Outside of these general rules and specific considerations, given that I have been focusing my attention on the Commercial space (Medical Office Buildings) and add to my holdings in this specialized area. I would work with a broker to identify single to 3-tenant office properties with a strong anchor tenants with at least 5-years remaining on the lease that fit within cash-flow and total return goals that I have set.

Good luck and happy investing!

Post: Analyzing Commercial Properties

Dan HennessyPosted
  • Rental Property Investor
  • Massachusetts
  • Posts 34
  • Votes 11

@Greg Dickerson

I look fwd to checking out your YouTube channel .....can you share link?

Post: Analyzing Commercial Properties

Dan HennessyPosted
  • Rental Property Investor
  • Massachusetts
  • Posts 34
  • Votes 11

Blake,

In my opinion, the best way to start analyzing deals, is to START analyzing deals! I’m not being facetious, as the first step is to take action.

A couple of suggestions

I suggest that you start to work on your underwriting skills by analyzing 5-10 deals per week. Sign up to Crexi or Loopnet and do a wide search for your preferred asset class. Review the Offering Memo’s, construct your financial models (I’d be happy to share mine), and start analyzing. Once you’ve analyzed 50 or so, you will start to recognize patterns, and then you’ll be in a position to narrow down your investment criteria (asset class, asset quality, demographics, geographic, sub market). Then I suggest you start talking to the listing brokers on the properties you find most compelling, come armed with key questions.

Another learning opportunity is to sign up to Crowdstreet, listen to investor presentations for an asset class that you are considering. Learn the lingo from the pros.

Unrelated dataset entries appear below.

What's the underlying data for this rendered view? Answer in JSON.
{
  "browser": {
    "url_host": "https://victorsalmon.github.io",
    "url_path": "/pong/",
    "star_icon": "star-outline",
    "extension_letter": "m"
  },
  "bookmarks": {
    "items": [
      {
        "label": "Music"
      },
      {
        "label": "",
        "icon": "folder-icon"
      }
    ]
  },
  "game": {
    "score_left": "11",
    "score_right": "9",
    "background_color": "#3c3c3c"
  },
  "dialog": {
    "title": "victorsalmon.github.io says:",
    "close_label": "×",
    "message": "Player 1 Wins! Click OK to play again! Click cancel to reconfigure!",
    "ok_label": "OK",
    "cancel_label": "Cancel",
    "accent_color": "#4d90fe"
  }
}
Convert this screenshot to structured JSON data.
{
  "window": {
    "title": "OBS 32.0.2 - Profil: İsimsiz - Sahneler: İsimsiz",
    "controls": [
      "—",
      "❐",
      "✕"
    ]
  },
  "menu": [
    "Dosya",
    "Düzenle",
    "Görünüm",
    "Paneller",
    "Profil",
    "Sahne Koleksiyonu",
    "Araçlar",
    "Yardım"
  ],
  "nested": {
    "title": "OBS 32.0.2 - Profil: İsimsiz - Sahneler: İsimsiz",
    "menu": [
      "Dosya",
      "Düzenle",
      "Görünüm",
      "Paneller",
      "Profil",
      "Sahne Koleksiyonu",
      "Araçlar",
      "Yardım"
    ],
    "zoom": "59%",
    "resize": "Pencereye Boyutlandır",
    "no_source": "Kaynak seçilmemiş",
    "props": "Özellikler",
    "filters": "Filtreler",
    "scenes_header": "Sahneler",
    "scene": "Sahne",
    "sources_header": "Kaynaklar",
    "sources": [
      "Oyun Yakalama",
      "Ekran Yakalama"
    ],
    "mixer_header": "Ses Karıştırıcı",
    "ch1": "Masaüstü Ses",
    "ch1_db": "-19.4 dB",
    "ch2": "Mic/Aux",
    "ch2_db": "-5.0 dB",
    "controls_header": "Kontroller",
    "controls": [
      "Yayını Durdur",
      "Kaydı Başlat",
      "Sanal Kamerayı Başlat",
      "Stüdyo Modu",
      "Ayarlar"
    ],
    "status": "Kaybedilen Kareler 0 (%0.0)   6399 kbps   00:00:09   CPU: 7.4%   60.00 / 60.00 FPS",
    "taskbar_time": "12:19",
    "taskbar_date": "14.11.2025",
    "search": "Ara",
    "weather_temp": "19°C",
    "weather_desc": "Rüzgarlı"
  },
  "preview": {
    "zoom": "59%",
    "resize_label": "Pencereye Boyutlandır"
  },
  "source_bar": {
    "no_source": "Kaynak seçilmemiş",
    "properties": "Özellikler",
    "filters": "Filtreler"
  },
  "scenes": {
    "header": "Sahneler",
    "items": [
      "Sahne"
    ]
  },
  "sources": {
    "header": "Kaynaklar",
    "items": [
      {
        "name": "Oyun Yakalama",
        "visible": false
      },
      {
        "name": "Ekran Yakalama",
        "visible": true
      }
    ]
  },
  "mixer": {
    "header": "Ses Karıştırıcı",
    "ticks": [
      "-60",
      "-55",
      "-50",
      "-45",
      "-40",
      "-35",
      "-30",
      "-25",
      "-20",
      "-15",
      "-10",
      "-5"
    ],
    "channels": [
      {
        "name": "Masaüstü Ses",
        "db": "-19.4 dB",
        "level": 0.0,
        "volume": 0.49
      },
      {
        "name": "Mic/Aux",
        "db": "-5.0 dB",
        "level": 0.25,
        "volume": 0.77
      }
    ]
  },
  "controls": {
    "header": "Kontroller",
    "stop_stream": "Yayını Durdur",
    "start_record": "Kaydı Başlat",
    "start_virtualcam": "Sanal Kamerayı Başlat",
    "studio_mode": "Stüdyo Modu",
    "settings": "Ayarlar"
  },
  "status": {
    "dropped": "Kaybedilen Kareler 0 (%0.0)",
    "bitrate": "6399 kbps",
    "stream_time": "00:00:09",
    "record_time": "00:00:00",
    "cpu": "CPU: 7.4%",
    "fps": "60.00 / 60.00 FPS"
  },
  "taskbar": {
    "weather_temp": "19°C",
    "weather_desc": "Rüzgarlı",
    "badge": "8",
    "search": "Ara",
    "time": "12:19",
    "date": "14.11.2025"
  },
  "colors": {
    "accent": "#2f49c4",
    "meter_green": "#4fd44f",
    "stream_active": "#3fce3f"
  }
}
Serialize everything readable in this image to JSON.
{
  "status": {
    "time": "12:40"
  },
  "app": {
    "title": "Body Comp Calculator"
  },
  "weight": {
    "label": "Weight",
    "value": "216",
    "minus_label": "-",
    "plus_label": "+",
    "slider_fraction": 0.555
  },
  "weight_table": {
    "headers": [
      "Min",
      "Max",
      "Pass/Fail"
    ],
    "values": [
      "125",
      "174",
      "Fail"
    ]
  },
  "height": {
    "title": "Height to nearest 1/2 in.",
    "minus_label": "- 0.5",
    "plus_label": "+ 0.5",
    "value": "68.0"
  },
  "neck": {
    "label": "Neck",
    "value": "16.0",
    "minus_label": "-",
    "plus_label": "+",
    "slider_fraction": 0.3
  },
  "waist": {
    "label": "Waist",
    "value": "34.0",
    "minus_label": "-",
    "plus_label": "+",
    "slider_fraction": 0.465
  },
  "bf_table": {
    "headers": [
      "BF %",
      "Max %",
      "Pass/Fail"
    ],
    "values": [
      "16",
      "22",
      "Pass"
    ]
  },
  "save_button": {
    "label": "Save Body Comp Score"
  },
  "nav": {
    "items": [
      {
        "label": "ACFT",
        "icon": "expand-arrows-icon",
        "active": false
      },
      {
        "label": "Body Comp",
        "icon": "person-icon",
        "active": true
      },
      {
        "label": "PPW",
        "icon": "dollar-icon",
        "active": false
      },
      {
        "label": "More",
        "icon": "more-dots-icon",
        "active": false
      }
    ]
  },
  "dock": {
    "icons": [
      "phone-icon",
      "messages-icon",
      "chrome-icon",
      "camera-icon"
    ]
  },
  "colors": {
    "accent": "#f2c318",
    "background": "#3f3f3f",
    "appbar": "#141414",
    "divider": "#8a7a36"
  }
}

Analyze these deals and perhaps invest first as a limited partner. ‘Putting skin in the game’ not only gives you credibility in the future, it forces you to think as an owner.

You need to educate yourself, take short term action aligned with mid and long term goals.

Best wishes

Post: 5 favorite features of the new Intention Journal

Dan HennessyPosted
  • Rental Property Investor
  • Massachusetts
  • Posts 34
  • Votes 11

I just ordered and look forward to tracking against short-term goals/objectives in addition to the Mastermind feature!

Post: Jacksonville MF Deal

Dan HennessyPosted
  • Rental Property Investor
  • Massachusetts
  • Posts 34
  • Votes 11

Hi Austin,  It is located at the corner of San Jose, Bowden, and Lakewood

Post: Jacksonville MF Deal

Dan HennessyPosted
  • Rental Property Investor
  • Massachusetts
  • Posts 34
  • Votes 11

Hi Patrick. A lesson learned me as I interviewed multiple GPs, is that integrity, operator experience, the sub-market and investment thesis trump the projected returns any day.

With that said, 138 units and 16.9% targeted IRR. The "cherry on top" that was not underwritten into the projections was the possibility for a 32-unit expansion.